But, he added, “We will need our community to help fund the difference.’’
Jackson already receives significant public funding from local tax revenue — in property taxes and a half-penny sales tax — that amounted to $335 million last year.
The hospital system also receives millions in federal funding meant to offset the costs of treating many uninsured patients. But that money could be reduced under a proposal unveiled in May by federal health officials, who had anticipated that more uninsured Americans would have access to Medicaid as part of the Affordable Care Act.
But Florida legislators declined to expand Medicaid coverage in the state, and it is unclear how that will affect the volumes of uninsured patients at hospitals such as Jackson.
Asking county voters for additional public funding could be a challenge politically, but Edmonson said local voters should not be turned off by the referendum if the commission puts it on the ballot.
She said the issue is nothing like the Miami Dolphins’ failed effort to place a referendum before voters to help pay for $350 million in upgrades to Sun Life Stadium. State legislators nixed the proposal.

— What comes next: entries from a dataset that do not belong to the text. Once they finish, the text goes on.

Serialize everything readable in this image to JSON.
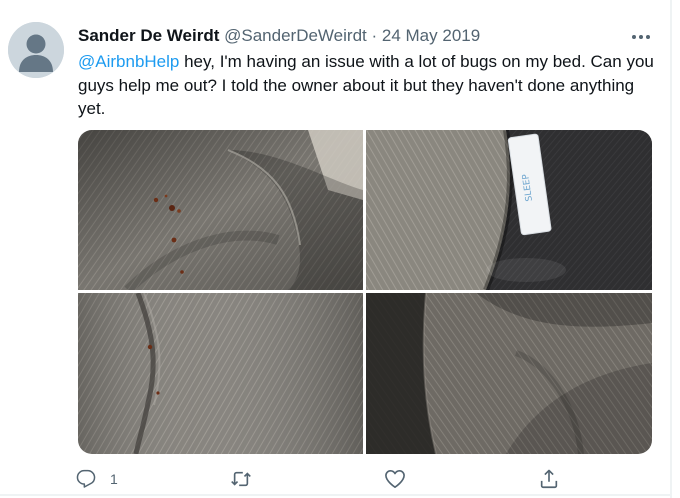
{
  "tweet": {
    "author_name": "Sander De Weirdt",
    "author_handle": "@SanderDeWeirdt",
    "separator": "·",
    "date": "24 May 2019",
    "text_mention": "@AirbnbHelp",
    "text_body": " hey, I'm having an issue with a lot of bugs on my bed. Can you guys help me out? I told the owner about it but they haven't done anything yet.",
    "photo_label_text": "SLEEP"
  },
  "actions": {
    "reply_icon": "reply-icon",
    "reply_count": "1",
    "retweet_icon": "retweet-icon",
    "like_icon": "heart-icon",
    "share_icon": "share-icon"
  },
  "colors": {
    "mention": "#1d9bf0",
    "secondary_text": "#536471",
    "primary_text": "#0f1419",
    "avatar_bg": "#ccd6dd"
  }
}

“I don’t think this is similar to the Dolphins at all,’’ Edmonson said. “This is a public service. The people own it. If anyone is going to fix it and make it better, it has to be the people. There’s no private industry in it.’’
Jackson officials likely will have to spend several million dollars to campaign countywide for approval of the bond referendum if Miami-Dade commissioners agree to call the election in November, when several municipal elections are scheduled to take place. Edmonson said she will ask Carlos Migoya, chief executive of Jackson, about his plans.
At Monday’s meeting, Migoya indicated that a campaign is already beginning to gel.
“There are support groups out there looking to provide the campaign necessary to make sure the public is aware of the needs at Jackson … and hopefully votes on its behalf,’’ he said.
In a written statement issued after the meeting, Migoya hinted at the potential sales pitch to voters.
“Jackson has proven over the last two years that we can deliver medical excellence along with sound business and financial performance,’’ Migoya said in the statement. “Now is the right time for our community to invest in its future, modernize the facilities and supercharge our growth for the next generation."